The DOJ’s announcement of new resources for FCPA enforcement is consistent with the ongoing emphasis on FCPA investigations and sends the message that FCPA enforcement will remain a significant priority. The centerpiece of the Guidance, however, is the description of the DOJ’s expectations for self-disclosure, cooperation and remediation and the attempt to quantify the benefits that may result. Corporations faced with decisions as to whether to self-disclose and cooperate have found it difficult to assess or quantify the potential benefits of self-disclosure and cooperation, partially because of insufficient transparency into how prior settlements were reached and partially because the unique circumstances of each case make it difficult to compare the penalties in cases that involve self-disclosure and cooperation with those in cases that do not.
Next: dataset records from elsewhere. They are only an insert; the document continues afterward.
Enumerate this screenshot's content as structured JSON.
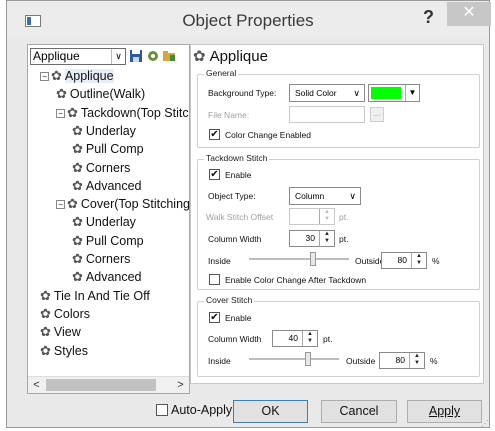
{
  "window": {
    "title": "Object Properties",
    "help_label": "?",
    "close_label": "✕"
  },
  "left": {
    "combo_value": "Applique",
    "tree": [
      {
        "label": "Applique",
        "level": 0,
        "expander": "−",
        "selected": true
      },
      {
        "label": "Outline(Walk)",
        "level": 1
      },
      {
        "label": "Tackdown(Top Stitc",
        "level": 1,
        "expander": "−"
      },
      {
        "label": "Underlay",
        "level": 2
      },
      {
        "label": "Pull Comp",
        "level": 2
      },
      {
        "label": "Corners",
        "level": 2
      },
      {
        "label": "Advanced",
        "level": 2
      },
      {
        "label": "Cover(Top Stitching",
        "level": 1,
        "expander": "−"
      },
      {
        "label": "Underlay",
        "level": 2
      },
      {
        "label": "Pull Comp",
        "level": 2
      },
      {
        "label": "Corners",
        "level": 2
      },
      {
        "label": "Advanced",
        "level": 2
      },
      {
        "label": "Tie In And Tie Off",
        "level": 0
      },
      {
        "label": "Colors",
        "level": 0
      },
      {
        "label": "View",
        "level": 0
      },
      {
        "label": "Styles",
        "level": 0
      }
    ],
    "scroll_left": "<",
    "scroll_right": ">"
  },
  "right": {
    "heading": "Applique",
    "general": {
      "title": "General",
      "bg_type_label": "Background Type:",
      "bg_type_value": "Solid Color",
      "color": "#00ff00",
      "file_name_label": "File Name:",
      "browse_label": "...",
      "color_change_label": "Color Change Enabled",
      "color_change_checked": true
    },
    "tackdown": {
      "title": "Tackdown Stitch",
      "enable_label": "Enable",
      "enable_checked": true,
      "object_type_label": "Object Type:",
      "object_type_value": "Column",
      "walk_offset_label": "Walk Stitch Offset",
      "walk_offset_unit": "pt.",
      "column_width_label": "Column Width",
      "column_width_value": "30",
      "column_width_unit": "pt.",
      "inside_label": "Inside",
      "outside_label": "Outside",
      "outside_value": "80",
      "outside_unit": "%",
      "color_change_after_label": "Enable Color Change After Tackdown",
      "color_change_after_checked": false
    },
    "cover": {
      "title": "Cover Stitch",
      "enable_label": "Enable",
      "enable_checked": true,
      "column_width_label": "Column Width",
      "column_width_value": "40",
      "column_width_unit": "pt.",
      "inside_label": "Inside",
      "outside_label": "Outside",
      "outside_value": "80",
      "outside_unit": "%"
    }
  },
  "footer": {
    "auto_apply_label": "Auto-Apply",
    "auto_apply_checked": false,
    "ok_label": "OK",
    "cancel_label": "Cancel",
    "apply_label": "Apply"
  },
  "icons": [
    "app-icon",
    "save-icon",
    "gear-icon",
    "folder-icon",
    "check-icon"
  ]
}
The Guidance is an effort to address this issue and incentivize self-disclosure and cooperation by setting out a specific formula to quantify the potential benefits. Skeptics will likely suggest that the DOJ’s quantification principles actually provide minimal guidance since a 50% reduction off a Guideline range still provides DOJ with significant discretion to determine the Guideline range in the first instance and thus engineer a desired ultimate fine (in addition to demanding further forfeiture amounts). Thus, more than the effort at quantification itself, the most significant impact of the Guidance may be its message that failure to self-disclose will be viewed as a significant negative factor in negotiations with prosecutors, along with the Guidance’s specific description of what the DOJ expects from corporations that seek to benefit from self-disclosure, cooperation and remediation.